The plan fills in some gaps that the scholars who created the priority review voucher program 10 years ago have said they now want to incorporate in the voucher system, including requirements on how patients obtain the medications. “We agree that there should be an access requirement and that may just be a plan that the sponsor provides to the FDA,” said Jeffrey L. Moe, a professor with Duke University’s Global Health Institute, and one of the creators of the voucher program.

The FDA’s approval of benznidazole is for use in children, but doctors will also be able to prescribe it off-label for adults. For physicians and researchers, the worry is still about screening patients and educating American doctors who know about the Zika virus but not the more prevalent Chagas disease. “People are not just going to start screening and treating because benznidazole is approved,” said Jennifer Manne-Goehler, a clinical fellow at Harvard Medical School. The next hurdle, she said, will be how easily doctors can access the drug through local pharmacies and also how health care workers reach patients who might not even know they are infected.

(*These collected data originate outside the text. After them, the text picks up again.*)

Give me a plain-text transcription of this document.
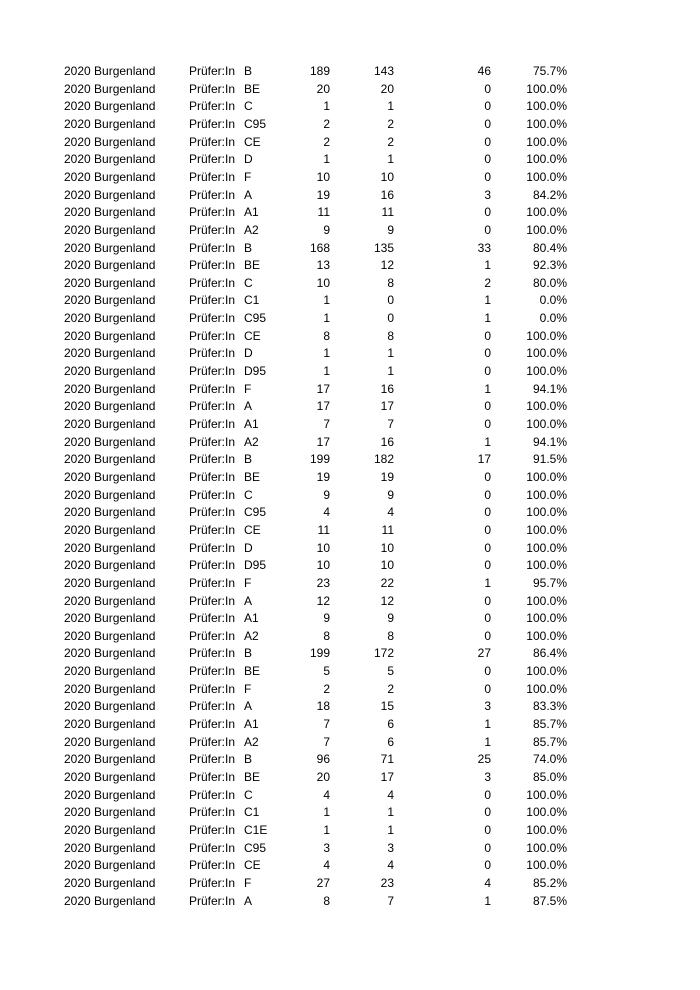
2020 Burgenland	Prüfer:In B	189	143	46	75.7%
2020 Burgenland	Prüfer:In BE	20	20	0	100.0%
2020 Burgenland	Prüfer:In C	1	1	0	100.0%
2020 Burgenland	Prüfer:In C95	2	2	0	100.0%
2020 Burgenland	Prüfer:In CE	2	2	0	100.0%
2020 Burgenland	Prüfer:In D	1	1	0	100.0%
2020 Burgenland	Prüfer:In F	10	10	0	100.0%
2020 Burgenland	Prüfer:In A	19	16	3	84.2%
2020 Burgenland	Prüfer:In A1	11	11	0	100.0%
2020 Burgenland	Prüfer:In A2	9	9	0	100.0%
2020 Burgenland	Prüfer:In B	168	135	33	80.4%
2020 Burgenland	Prüfer:In BE	13	12	1	92.3%
2020 Burgenland	Prüfer:In C	10	8	2	80.0%
2020 Burgenland	Prüfer:In C1	1	0	1	0.0%
2020 Burgenland	Prüfer:In C95	1	0	1	0.0%
2020 Burgenland	Prüfer:In CE	8	8	0	100.0%
2020 Burgenland	Prüfer:In D	1	1	0	100.0%
2020 Burgenland	Prüfer:In D95	1	1	0	100.0%
2020 Burgenland	Prüfer:In F	17	16	1	94.1%
2020 Burgenland	Prüfer:In A	17	17	0	100.0%
2020 Burgenland	Prüfer:In A1	7	7	0	100.0%
2020 Burgenland	Prüfer:In A2	17	16	1	94.1%
2020 Burgenland	Prüfer:In B	199	182	17	91.5%
2020 Burgenland	Prüfer:In BE	19	19	0	100.0%
2020 Burgenland	Prüfer:In C	9	9	0	100.0%
2020 Burgenland	Prüfer:In C95	4	4	0	100.0%
2020 Burgenland	Prüfer:In CE	11	11	0	100.0%
2020 Burgenland	Prüfer:In D	10	10	0	100.0%
2020 Burgenland	Prüfer:In D95	10	10	0	100.0%
2020 Burgenland	Prüfer:In F	23	22	1	95.7%
2020 Burgenland	Prüfer:In A	12	12	0	100.0%
2020 Burgenland	Prüfer:In A1	9	9	0	100.0%
2020 Burgenland	Prüfer:In A2	8	8	0	100.0%
2020 Burgenland	Prüfer:In B	199	172	27	86.4%
2020 Burgenland	Prüfer:In BE	5	5	0	100.0%
2020 Burgenland	Prüfer:In F	2	2	0	100.0%
2020 Burgenland	Prüfer:In A	18	15	3	83.3%
2020 Burgenland	Prüfer:In A1	7	6	1	85.7%
2020 Burgenland	Prüfer:In A2	7	6	1	85.7%
2020 Burgenland	Prüfer:In B	96	71	25	74.0%
2020 Burgenland	Prüfer:In BE	20	17	3	85.0%
2020 Burgenland	Prüfer:In C	4	4	0	100.0%
2020 Burgenland	Prüfer:In C1	1	1	0	100.0%
2020 Burgenland	Prüfer:In C1E	1	1	0	100.0%
2020 Burgenland	Prüfer:In C95	3	3	0	100.0%
2020 Burgenland	Prüfer:In CE	4	4	0	100.0%
2020 Burgenland	Prüfer:In F	27	23	4	85.2%
2020 Burgenland	Prüfer:In A	8	7	1	87.5%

And the war against price gouging and federal loopholes is also not over, of course. Shkreli was only the poster boy for a pharmaceutical industry gone astray. He was never the actual problem. Price hikes continue to devastate families and their doctors. The voucher system remains open for use by companies that have no obligation to commit to affordability or investment in screening, treatment, or research. Just as troubling, this summer, the Centers for Medicare and Medicaid Services proposed scaling back reimbursements for medications to hospitals that treat low-income patients.

But if the benznidazole story offers any lessons, it’s that partnerships between nonprofits and pharmaceutical companies might be a legitimate and necessary strategy for keeping drugs affordable in the United States. This requires a lot more collaboration, among patients, doctors, and public health advocates. But until lawmakers get their act together, these private-public partnerships might be one way forward.